Iranian politician (1894-1977)

Hossein Ghods-Nakhaï (حسین قدس نخعی‎; GCVO 1894–1977) was an Iranian politician, cabinet minister, diplomat, and poet.

==Early life==
He was the son of the Iranian clerk, Hajj Agha Hasan Nakhai. His brother was Muhammad Nakhai, who served as the Secretary of the Iranian Legation in Brussels starting in 1928. Like his father, Hossein's surname was initially Nakhaï. In his youth, he was the editor of a literature magazine, called Ghods, and so became known as "Mr. Ghods". He then added the word Ghods to his surname. He was married to the daughter of the first Iranian ambassador to U.S., Sadr es-Saltaneh, also known as Haji Washington.
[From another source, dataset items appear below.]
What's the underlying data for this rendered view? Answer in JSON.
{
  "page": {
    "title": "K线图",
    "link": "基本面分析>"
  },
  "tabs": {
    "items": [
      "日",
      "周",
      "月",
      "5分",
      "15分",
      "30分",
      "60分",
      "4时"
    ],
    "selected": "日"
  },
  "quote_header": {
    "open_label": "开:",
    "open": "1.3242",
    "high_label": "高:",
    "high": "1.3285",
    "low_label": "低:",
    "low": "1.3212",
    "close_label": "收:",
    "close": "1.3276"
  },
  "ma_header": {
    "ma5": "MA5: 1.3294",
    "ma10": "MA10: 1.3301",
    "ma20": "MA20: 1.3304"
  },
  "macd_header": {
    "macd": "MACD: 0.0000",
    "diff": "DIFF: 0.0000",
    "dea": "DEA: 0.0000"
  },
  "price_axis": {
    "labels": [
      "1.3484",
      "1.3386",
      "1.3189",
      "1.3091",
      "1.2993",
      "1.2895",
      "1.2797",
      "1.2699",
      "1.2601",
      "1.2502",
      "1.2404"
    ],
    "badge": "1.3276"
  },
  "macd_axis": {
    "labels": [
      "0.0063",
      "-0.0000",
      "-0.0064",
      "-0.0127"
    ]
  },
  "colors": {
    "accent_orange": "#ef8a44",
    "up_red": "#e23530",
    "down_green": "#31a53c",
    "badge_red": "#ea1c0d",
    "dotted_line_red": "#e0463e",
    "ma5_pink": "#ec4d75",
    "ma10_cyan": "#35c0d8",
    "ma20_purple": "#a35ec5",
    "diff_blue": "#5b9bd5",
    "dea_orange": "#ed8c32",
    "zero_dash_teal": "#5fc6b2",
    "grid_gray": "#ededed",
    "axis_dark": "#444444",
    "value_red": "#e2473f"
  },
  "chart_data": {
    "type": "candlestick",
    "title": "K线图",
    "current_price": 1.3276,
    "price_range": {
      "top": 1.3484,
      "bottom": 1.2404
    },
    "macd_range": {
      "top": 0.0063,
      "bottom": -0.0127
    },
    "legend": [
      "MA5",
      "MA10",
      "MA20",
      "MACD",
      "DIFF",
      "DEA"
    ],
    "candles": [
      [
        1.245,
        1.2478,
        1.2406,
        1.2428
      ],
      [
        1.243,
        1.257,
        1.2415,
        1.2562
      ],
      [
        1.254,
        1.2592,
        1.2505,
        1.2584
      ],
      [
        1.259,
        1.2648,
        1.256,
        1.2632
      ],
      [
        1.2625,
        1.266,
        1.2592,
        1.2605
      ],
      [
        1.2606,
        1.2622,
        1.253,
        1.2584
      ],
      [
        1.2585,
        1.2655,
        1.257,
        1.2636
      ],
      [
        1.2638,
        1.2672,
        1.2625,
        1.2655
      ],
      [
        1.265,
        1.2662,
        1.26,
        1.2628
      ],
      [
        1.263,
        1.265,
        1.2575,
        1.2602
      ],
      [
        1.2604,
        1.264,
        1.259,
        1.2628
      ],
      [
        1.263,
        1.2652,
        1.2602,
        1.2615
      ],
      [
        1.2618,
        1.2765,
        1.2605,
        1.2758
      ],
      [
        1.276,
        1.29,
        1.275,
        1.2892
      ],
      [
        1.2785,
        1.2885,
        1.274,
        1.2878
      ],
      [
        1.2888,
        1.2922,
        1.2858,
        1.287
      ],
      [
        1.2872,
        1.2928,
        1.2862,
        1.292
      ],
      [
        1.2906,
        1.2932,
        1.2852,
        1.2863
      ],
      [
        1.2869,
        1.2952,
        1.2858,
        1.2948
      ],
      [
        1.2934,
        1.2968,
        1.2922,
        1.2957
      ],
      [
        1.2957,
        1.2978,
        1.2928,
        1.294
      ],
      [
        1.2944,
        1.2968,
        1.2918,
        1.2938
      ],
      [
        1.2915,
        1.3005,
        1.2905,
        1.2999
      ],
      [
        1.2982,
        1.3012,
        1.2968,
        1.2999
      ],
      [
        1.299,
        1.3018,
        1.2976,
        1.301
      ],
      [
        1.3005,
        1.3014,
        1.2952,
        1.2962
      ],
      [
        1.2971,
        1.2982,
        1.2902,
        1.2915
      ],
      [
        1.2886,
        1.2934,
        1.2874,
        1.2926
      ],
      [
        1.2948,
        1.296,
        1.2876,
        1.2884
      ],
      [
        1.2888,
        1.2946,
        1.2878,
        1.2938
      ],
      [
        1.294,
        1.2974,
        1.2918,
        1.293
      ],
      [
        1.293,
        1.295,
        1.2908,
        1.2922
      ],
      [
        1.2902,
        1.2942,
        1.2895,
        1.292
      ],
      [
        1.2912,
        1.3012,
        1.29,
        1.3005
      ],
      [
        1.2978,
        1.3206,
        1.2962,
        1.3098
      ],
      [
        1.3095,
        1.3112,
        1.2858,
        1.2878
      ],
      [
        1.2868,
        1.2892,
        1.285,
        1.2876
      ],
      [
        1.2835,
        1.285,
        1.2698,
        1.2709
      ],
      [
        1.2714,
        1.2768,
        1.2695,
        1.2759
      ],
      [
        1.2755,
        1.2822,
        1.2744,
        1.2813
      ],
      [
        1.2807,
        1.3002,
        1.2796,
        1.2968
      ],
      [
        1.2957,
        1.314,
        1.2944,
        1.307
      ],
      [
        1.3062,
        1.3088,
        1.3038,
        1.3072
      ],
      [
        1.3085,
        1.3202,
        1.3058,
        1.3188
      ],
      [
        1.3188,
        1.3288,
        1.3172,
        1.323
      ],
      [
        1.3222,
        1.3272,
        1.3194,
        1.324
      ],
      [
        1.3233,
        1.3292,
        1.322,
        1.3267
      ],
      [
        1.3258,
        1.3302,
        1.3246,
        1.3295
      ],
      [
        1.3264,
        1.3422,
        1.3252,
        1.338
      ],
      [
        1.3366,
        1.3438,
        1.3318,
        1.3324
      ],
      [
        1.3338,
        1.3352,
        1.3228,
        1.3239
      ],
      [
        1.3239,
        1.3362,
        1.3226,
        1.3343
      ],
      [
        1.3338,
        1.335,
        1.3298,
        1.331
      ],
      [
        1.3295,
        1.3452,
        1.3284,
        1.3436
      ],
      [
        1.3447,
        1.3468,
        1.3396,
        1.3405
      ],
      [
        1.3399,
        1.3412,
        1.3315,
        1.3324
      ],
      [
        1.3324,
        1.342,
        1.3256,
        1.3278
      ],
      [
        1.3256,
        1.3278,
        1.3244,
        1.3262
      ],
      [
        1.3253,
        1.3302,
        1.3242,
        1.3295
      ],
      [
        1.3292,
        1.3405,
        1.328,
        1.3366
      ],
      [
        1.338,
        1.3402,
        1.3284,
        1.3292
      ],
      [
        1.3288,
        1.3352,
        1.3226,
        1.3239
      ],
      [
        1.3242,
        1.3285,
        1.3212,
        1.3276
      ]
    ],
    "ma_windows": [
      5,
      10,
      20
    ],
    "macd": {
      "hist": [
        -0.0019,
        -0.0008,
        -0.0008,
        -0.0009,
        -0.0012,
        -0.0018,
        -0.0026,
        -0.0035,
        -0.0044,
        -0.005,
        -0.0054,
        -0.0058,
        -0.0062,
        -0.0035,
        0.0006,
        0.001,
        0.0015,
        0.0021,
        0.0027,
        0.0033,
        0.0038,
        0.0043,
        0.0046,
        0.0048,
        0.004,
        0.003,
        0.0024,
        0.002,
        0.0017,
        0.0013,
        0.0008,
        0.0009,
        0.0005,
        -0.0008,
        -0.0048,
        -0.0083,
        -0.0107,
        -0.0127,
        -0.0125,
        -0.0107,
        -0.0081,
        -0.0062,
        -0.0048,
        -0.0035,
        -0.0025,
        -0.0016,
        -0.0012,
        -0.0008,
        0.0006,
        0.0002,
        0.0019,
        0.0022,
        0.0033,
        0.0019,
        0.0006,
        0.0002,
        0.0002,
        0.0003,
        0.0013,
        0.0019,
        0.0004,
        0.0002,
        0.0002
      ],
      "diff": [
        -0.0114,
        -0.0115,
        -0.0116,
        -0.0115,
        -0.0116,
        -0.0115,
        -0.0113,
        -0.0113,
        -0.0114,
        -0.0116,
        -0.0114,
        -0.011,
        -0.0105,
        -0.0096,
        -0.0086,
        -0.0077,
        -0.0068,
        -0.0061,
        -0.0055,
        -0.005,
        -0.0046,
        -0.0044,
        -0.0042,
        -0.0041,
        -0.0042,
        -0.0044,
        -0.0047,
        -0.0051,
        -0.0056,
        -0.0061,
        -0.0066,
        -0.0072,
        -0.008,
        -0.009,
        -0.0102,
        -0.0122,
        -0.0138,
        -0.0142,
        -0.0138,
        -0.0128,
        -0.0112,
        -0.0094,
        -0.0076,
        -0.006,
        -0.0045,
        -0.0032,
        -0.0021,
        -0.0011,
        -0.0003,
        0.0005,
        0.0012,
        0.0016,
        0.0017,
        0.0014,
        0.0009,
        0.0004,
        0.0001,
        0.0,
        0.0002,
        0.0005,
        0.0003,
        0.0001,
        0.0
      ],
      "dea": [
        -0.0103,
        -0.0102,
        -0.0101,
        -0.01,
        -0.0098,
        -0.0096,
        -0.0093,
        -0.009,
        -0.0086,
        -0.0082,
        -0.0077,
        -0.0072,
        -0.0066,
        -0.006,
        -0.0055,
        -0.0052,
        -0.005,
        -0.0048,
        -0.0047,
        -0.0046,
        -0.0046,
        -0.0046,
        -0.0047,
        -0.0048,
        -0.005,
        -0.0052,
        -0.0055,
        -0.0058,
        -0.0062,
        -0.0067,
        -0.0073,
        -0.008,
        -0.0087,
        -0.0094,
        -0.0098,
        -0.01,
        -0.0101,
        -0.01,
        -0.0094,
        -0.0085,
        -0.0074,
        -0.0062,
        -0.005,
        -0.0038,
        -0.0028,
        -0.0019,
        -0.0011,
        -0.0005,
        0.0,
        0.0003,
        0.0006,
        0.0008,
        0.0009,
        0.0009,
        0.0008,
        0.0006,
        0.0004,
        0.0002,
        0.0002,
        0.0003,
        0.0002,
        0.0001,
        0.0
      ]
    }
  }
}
==Diplomatic and political career==
He held the position of the minister of foreign affairs between 1961 and 1963. Before that he was ambassador to Baghdad, London, Tokyo (October 1956 to January 1958), and to Washington, D.C. (in the 1960s, during John F. Kennedy administration). Afterwards, he was appointed as the minister of the Royal Court, a post he held until 1968. He was replaced as the minister of court by Asadollah Alam. Afterwards, he became the ambassador to the Holy See (Vatican).

He was the chairman of the committee that negotiated with the Soviet Union on the return of Iranian gold deposited with the Tsarist regime.

==Literary life==
Nakhaï wrote extensive volumes of poetry (including his Rubaiyat), and prose (including "Trail lost in heaven"). Some of his works have been translated into English and other languages.